EDS and falling asleep during the daytime is a common presenting feature of OSA. However, rapid onset of intense daytime sleepiness leading to sleep could be confused with transient loss of consciousness due to other causes. Transient loss of consciousness due to epilepsy is easy to recognize if associated with other features of epilepsy. The associated features are often absent in petit-mal or complex partial seizures and an EEG is required for the confirmation of the diagnosis. A normal EEG and observation of obstructed apnoea during sleep by a neurophysiologist pointed to the diagnosis of OSA. EDS is common in OSA patients and they often report falling asleep watching television, reading a book or sometimes when stopped at traffic lights while driving. However, it is unusual for OSA patients to experience intense sleepiness enough for them to fall asleep during motor activities, such as walking. EDS is mainly due to sleep disruption and poor sleep quality as a result of recurrent obstructive apnoeas.
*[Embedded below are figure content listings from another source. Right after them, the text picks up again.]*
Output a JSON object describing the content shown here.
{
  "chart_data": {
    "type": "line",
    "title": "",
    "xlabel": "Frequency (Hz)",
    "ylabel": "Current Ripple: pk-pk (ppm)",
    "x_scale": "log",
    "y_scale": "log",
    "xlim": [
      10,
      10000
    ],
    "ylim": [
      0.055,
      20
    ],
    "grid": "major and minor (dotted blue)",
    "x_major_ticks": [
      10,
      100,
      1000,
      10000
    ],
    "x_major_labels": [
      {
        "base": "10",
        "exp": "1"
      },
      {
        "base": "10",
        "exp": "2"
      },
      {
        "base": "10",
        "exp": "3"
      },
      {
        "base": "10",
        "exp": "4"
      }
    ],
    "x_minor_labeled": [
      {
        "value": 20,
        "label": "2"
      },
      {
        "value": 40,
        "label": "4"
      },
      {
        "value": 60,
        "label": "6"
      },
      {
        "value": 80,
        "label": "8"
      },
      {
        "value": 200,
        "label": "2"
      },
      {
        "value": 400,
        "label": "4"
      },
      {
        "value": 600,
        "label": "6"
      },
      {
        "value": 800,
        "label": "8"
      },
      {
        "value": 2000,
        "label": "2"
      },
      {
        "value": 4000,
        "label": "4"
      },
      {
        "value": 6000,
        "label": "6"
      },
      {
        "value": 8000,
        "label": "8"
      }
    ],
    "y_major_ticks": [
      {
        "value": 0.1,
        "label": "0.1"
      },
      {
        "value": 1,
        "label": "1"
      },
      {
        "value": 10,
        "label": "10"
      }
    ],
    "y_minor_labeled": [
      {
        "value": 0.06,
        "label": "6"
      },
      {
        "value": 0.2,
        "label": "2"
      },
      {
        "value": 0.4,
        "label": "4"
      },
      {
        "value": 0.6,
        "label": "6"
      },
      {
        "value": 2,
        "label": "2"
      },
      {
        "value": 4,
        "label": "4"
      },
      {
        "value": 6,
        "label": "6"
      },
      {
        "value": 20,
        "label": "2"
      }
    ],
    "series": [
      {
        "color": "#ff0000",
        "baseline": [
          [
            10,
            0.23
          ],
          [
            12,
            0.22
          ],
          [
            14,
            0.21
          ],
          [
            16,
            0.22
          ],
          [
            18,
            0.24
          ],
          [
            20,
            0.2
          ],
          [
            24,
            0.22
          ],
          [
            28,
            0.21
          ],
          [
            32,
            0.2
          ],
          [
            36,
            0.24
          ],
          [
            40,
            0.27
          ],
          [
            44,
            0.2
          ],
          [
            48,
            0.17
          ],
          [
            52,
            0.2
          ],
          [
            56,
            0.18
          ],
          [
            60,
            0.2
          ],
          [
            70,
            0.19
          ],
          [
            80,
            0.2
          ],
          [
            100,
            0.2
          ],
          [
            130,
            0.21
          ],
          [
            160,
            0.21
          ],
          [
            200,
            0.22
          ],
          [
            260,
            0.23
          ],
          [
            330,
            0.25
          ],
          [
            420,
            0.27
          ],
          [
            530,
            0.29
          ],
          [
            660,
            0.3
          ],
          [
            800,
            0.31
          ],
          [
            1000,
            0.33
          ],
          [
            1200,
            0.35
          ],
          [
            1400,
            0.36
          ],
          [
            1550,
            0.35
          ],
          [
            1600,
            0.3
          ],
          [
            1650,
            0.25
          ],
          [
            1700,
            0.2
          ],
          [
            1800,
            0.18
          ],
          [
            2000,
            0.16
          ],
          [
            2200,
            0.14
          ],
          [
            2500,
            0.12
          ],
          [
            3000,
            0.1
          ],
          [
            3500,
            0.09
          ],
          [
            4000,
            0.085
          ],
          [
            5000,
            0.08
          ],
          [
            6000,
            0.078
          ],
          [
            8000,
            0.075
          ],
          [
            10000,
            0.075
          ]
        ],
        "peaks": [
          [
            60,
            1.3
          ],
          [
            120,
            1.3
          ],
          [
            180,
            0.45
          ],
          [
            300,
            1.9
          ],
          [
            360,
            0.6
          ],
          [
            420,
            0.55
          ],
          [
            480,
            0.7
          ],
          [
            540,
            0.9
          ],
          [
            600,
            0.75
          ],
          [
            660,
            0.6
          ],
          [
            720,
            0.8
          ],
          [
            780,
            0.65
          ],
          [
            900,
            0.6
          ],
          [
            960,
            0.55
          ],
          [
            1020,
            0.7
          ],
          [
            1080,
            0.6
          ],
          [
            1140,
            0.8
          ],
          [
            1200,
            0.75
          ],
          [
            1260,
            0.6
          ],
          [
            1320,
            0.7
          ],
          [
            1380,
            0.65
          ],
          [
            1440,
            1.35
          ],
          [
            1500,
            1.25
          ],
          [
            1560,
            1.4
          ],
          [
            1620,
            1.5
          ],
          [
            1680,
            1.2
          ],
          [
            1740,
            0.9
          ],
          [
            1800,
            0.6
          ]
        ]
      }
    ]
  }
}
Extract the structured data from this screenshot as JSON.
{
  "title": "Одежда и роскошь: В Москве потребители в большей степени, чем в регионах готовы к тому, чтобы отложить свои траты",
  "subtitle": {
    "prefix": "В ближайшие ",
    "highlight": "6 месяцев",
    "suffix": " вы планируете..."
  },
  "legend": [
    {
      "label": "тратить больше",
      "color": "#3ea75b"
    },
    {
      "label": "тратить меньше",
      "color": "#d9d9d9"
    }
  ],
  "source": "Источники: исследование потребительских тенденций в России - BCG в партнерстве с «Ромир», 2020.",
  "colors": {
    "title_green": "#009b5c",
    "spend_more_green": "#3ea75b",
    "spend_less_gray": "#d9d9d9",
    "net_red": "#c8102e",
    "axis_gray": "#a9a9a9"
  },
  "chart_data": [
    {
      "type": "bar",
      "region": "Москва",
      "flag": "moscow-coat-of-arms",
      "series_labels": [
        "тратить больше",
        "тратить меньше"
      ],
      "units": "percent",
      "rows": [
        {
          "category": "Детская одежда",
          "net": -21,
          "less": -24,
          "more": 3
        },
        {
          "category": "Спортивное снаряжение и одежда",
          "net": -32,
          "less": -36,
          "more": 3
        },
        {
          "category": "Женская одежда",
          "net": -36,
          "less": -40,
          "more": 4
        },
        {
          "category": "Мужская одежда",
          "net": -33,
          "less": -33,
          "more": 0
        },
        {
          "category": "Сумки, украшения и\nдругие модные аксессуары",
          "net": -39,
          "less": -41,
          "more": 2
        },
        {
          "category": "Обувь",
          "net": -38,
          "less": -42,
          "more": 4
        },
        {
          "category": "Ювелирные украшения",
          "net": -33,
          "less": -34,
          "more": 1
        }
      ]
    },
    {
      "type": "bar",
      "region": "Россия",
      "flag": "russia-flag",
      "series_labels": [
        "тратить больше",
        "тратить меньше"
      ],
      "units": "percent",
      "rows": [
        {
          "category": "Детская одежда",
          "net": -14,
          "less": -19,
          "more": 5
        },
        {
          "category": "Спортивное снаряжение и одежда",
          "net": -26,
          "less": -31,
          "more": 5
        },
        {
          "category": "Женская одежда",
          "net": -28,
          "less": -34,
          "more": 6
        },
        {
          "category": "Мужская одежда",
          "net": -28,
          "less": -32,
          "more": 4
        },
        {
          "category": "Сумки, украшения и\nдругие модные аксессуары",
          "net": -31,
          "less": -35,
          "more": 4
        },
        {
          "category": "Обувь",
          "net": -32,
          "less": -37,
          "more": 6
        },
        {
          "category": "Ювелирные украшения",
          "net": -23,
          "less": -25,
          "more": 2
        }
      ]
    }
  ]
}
2.  What does an MRI head scan show?

A normal MRI head scan excluded a neurological cause for apparent episodes of transient loss of consciousness. However, an MRI (performed while the patient is in a lying down position) demonstrated an incidental finding of upper airway occlusion (Figure 6.1). Upper airway imaging techniques, including an MRI scan, have shown that patients with OSA have narrow upper airways when awake and sitting, which completely obstruct on lying down during sleep. Upper airway narrowing and obstruction is either located at the back of the tongue or soft palate, or can be at multiple levels. The narrow upper airway becomes narrower on lying down due to the tongue/soft palate falling back as a result of gravity. During sleep, loss of the upper airway muscle tone leads to complete or partial obstruction of the upper airway and cessation of breathing (obstructive apnoea).

3.  What are the effects of obstructive apnoea on the heart rate?
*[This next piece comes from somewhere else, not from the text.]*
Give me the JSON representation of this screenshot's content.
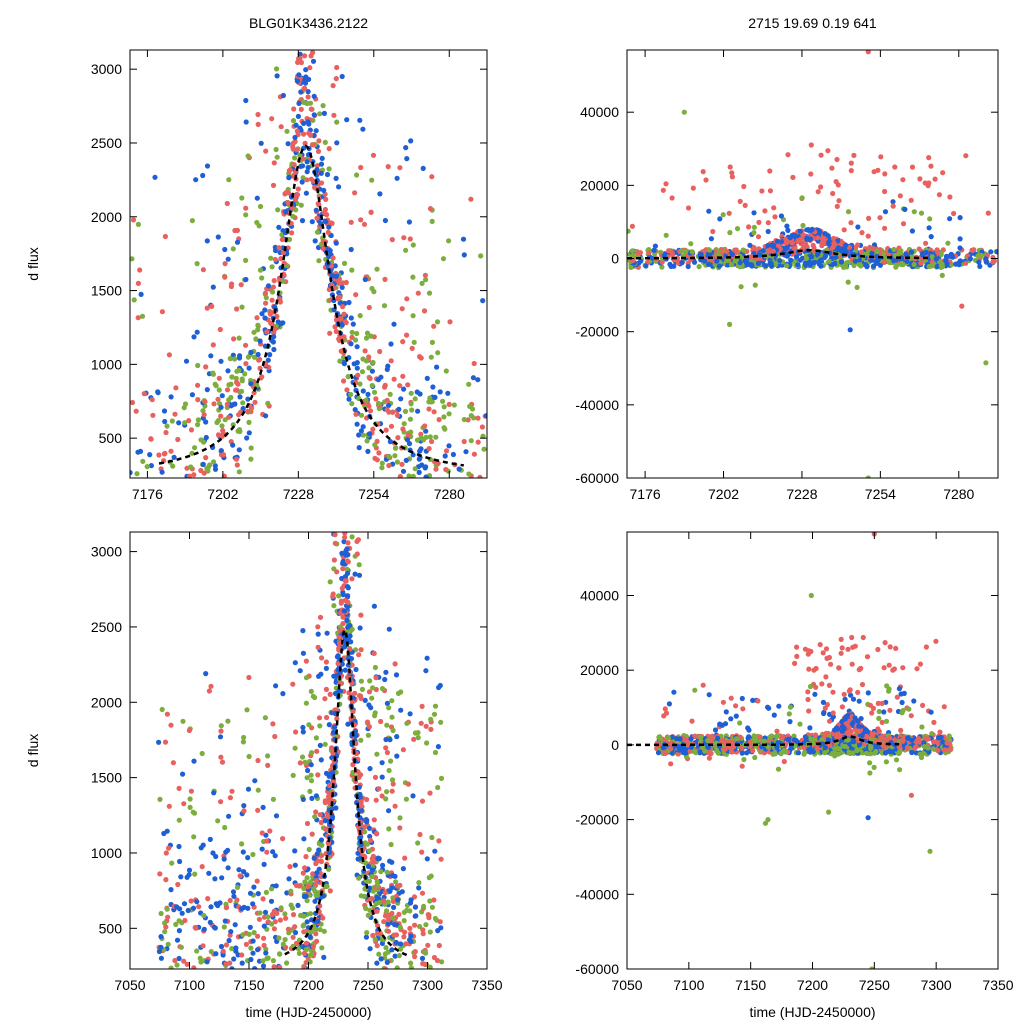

Brady–tachycardia is due to autonomic changes in OSA.

During the apnoea, marked bradycardia was observed followed by tachycardia at the termination of the apnoea (Figure 6.2). Heart rate variability is a common finding in patients with OSA and a reflection of autonomic changes and hypoxia caused by obstructed breathing during sleep. The onset of apnoea results in intense vagal stimulation and bradycardia. This is similar to a diving reflex (bradycardia and apnoea on submersion in cold water). At the termination of the apnoea, an increase in sympathetic activity causes tachycardia. The autonomic changes are also thought to contribute to high prevalence of (brady and tachy) arrhythmias and changes in blood pressure in OSA. Heart rate variability can be detected as brady–tachycardia on ECG, or RR variability on a 24 ECG recording (Holter monitoring). In fact, RR variability is so characteristic of OSA that Holter monitoring can provide indirect support for the diagnosis of OSA.
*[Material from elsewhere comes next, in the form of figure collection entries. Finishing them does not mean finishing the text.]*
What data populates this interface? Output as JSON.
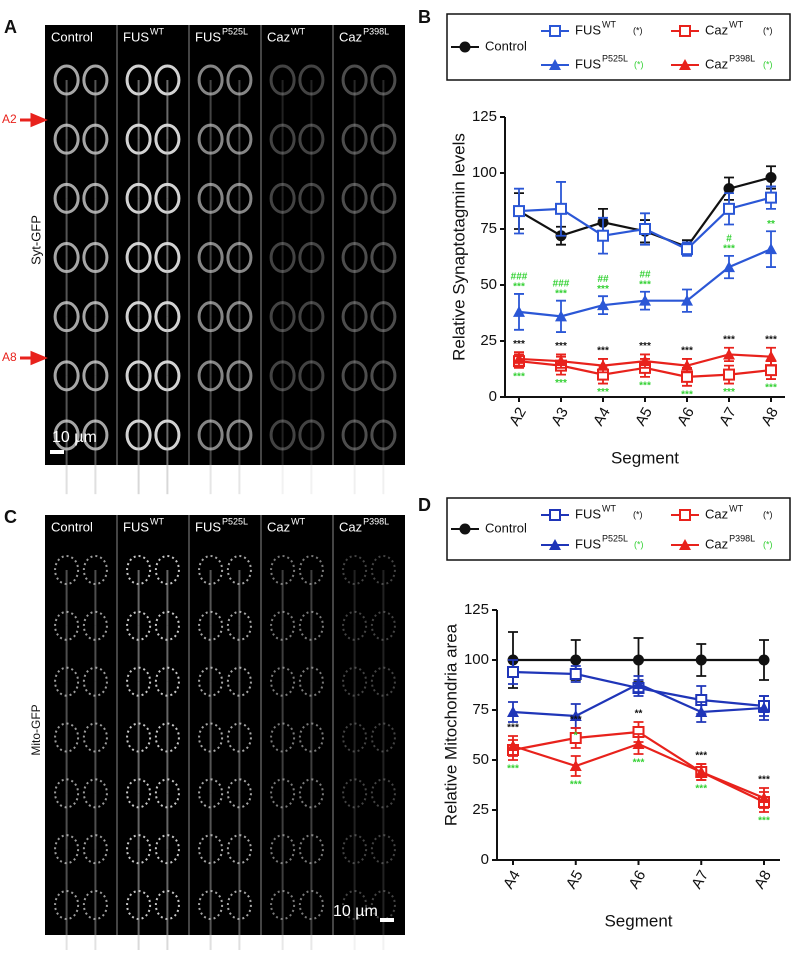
{
  "image_columns": [
    {
      "name": "Control"
    },
    {
      "name": "FUS",
      "sup": "WT"
    },
    {
      "name": "FUS",
      "sup": "P525L"
    },
    {
      "name": "Caz",
      "sup": "WT"
    },
    {
      "name": "Caz",
      "sup": "P398L"
    }
  ],
  "panel_a": {
    "letter": "A",
    "stain": "Syt-GFP",
    "markers": [
      "A2",
      "A8"
    ],
    "scale": "10 µm"
  },
  "panel_c": {
    "letter": "C",
    "stain": "Mito-GFP",
    "scale": "10 µm"
  },
  "chart_data": [
    {
      "type": "line",
      "letter": "B",
      "ylabel": "Relative Synaptotagmin levels",
      "xlabel": "Segment",
      "categories": [
        "A2",
        "A3",
        "A4",
        "A5",
        "A6",
        "A7",
        "A8"
      ],
      "ylim": [
        0,
        125
      ],
      "yticks": [
        0,
        25,
        50,
        75,
        100,
        125
      ],
      "series": [
        {
          "name": "Control",
          "color": "#111111",
          "marker": "circle",
          "values": [
            83,
            72,
            78,
            74,
            67,
            93,
            98
          ],
          "errors": [
            8,
            4,
            6,
            5,
            3,
            5,
            5
          ]
        },
        {
          "name": "FUS",
          "sup": "WT",
          "note": "(*)",
          "note_color": "#111111",
          "color": "#2b57d6",
          "marker": "open-square",
          "values": [
            83,
            84,
            72,
            75,
            66,
            84,
            89
          ],
          "errors": [
            10,
            12,
            8,
            7,
            3,
            7,
            5
          ]
        },
        {
          "name": "FUS",
          "sup": "P525L",
          "note": "(*)",
          "note_color": "#33d133",
          "color": "#2b57d6",
          "marker": "triangle",
          "values": [
            38,
            36,
            41,
            43,
            43,
            58,
            66
          ],
          "errors": [
            8,
            7,
            4,
            4,
            5,
            5,
            8
          ]
        },
        {
          "name": "Caz",
          "sup": "WT",
          "note": "(*)",
          "note_color": "#111111",
          "color": "#e8221c",
          "marker": "open-square",
          "values": [
            16,
            14,
            10,
            13,
            9,
            10,
            12
          ],
          "errors": [
            3,
            4,
            4,
            4,
            4,
            4,
            4
          ]
        },
        {
          "name": "Caz",
          "sup": "P398L",
          "note": "(*)",
          "note_color": "#33d133",
          "color": "#e8221c",
          "marker": "triangle",
          "values": [
            17,
            16,
            14,
            16,
            14,
            19,
            18
          ],
          "errors": [
            3,
            3,
            3,
            3,
            3,
            3,
            4
          ]
        }
      ],
      "sig_caz_above": [
        "***",
        "***",
        "***",
        "***",
        "***",
        "***",
        "***"
      ],
      "sig_caz_below": [
        "***",
        "***",
        "***",
        "***",
        "***",
        "***",
        "***"
      ],
      "sig_p525l_hash": [
        "###",
        "###",
        "##",
        "##",
        null,
        "#",
        null
      ],
      "sig_p525l_upper": [
        "***",
        "***",
        "***",
        "***",
        null,
        "***",
        "**"
      ]
    },
    {
      "type": "line",
      "letter": "D",
      "ylabel": "Relative Mitochondria area",
      "xlabel": "Segment",
      "categories": [
        "A4",
        "A5",
        "A6",
        "A7",
        "A8"
      ],
      "ylim": [
        0,
        125
      ],
      "yticks": [
        0,
        25,
        50,
        75,
        100,
        125
      ],
      "series": [
        {
          "name": "Control",
          "color": "#111111",
          "marker": "circle",
          "values": [
            100,
            100,
            100,
            100,
            100
          ],
          "errors": [
            14,
            10,
            11,
            8,
            10
          ]
        },
        {
          "name": "FUS",
          "sup": "WT",
          "note": "(*)",
          "note_color": "#111111",
          "color": "#1f35b8",
          "marker": "open-square",
          "values": [
            94,
            93,
            86,
            80,
            77
          ],
          "errors": [
            6,
            4,
            4,
            7,
            5
          ]
        },
        {
          "name": "FUS",
          "sup": "P525L",
          "note": "(*)",
          "note_color": "#33d133",
          "color": "#1f35b8",
          "marker": "triangle",
          "values": [
            74,
            72,
            88,
            74,
            76
          ],
          "errors": [
            5,
            6,
            4,
            5,
            6
          ]
        },
        {
          "name": "Caz",
          "sup": "WT",
          "note": "(*)",
          "note_color": "#111111",
          "color": "#e8221c",
          "marker": "open-square",
          "values": [
            55,
            61,
            64,
            44,
            29
          ],
          "errors": [
            5,
            5,
            5,
            4,
            5
          ]
        },
        {
          "name": "Caz",
          "sup": "P398L",
          "note": "(*)",
          "note_color": "#33d133",
          "color": "#e8221c",
          "marker": "triangle",
          "values": [
            57,
            47,
            58,
            44,
            31
          ],
          "errors": [
            5,
            5,
            5,
            4,
            5
          ]
        }
      ],
      "sig_caz_above": [
        "***",
        "***",
        "**",
        "***",
        "***"
      ],
      "sig_caz_below": [
        "***",
        "***",
        "***",
        "***",
        "***"
      ],
      "sig_p525l_lower": [
        null,
        "*",
        null,
        null,
        null
      ]
    }
  ]
}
Fig. 6.2 Sleep pulse oximetry (SaO2 and pulse rate) recording showing variation in pulse rate (heart rate) variable associated with recurrent oxygen desaturations due to OSA.

Learning points

Apparent transient loss of consciousness can be due to intense daytime sleepiness in OSA.

Imaging techniques such as MRI head show upper airway obstruction at the tongue base and/or soft palate level in OSA.

OSA patients have brady–tachycardia during sleep due to autonomic changes.